Insider trading occurs when someone with non-public information about a company buys or sells stock in that company.  Many recall when Martha Stewart was caught in the act, selling her shares of ImClone stock in 2004 after receiving an inside tip that the CEO was selling his own shares.

Before a landmark Supreme Court decision and ensuing regulatory action, some federal circuit courts let those kinds of transactions slide if the security trader could convince a jury that, while he may have possessed material non-public information about the company, he would have made the trade anyway.  But as of 2000, after the SEC enacted Rule 10b5-1, trading stock with mere possession of such information is against the law.

Yet, the very enforcers of that law have been trading in securities they investigate as part of their job at the SEC.  Emory University business school professor Shivaram Rajgopal points out in his draft study that the SEC “undoubtedly come[s] across a substantial amount of non-public information about publicly traded companies.”

No one has proven misconduct, but Rajgopal’s survey of security trades by 3,500 SEC employees from 2009 to 2011 found that in the 30 days before stock was subjected to an SEC enforcement action, 74% of SEC employee trades in that stock were sells (as opposed to buys), significantly higher than the 51% sell-rate in the total market.  “They do manage to get out before bad news hits the market,” Rajgopal observed.

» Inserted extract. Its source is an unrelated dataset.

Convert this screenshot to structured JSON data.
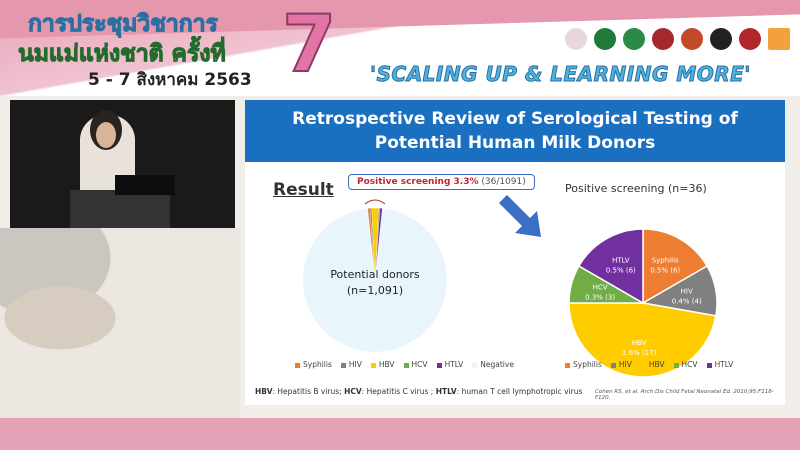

New York Times columnist and soon-to-be Berkeley Law faculty member Steven Davidoff has doubts about the insider trading speculation.  “The likely truth . . . is that not only is no insider trading going on, but that the SEC staff members are just as bad as the rest of us at picking stocks,” he wrote in a recent column.  He points out that a misreading of Rajgopal’s study may overlook the fact that suspicious-looking sale-timing trends could be a result of employees’ having to sell a stock when the SEC is about to investigate the company.  “[M]ost of the sales were required by SEC policy.  Staff had no choice.  They were required to sell,” SEC spokesman John Nester explained. 

While Davidoff made a point to rebuff any conclusions of insider trading in the SEC, he praised Rajgopal’s study, noting that its findings could ultimately compel the SEC “to rethink its sale rules for when investigations are initiated” and “to revisit its stock holding rules.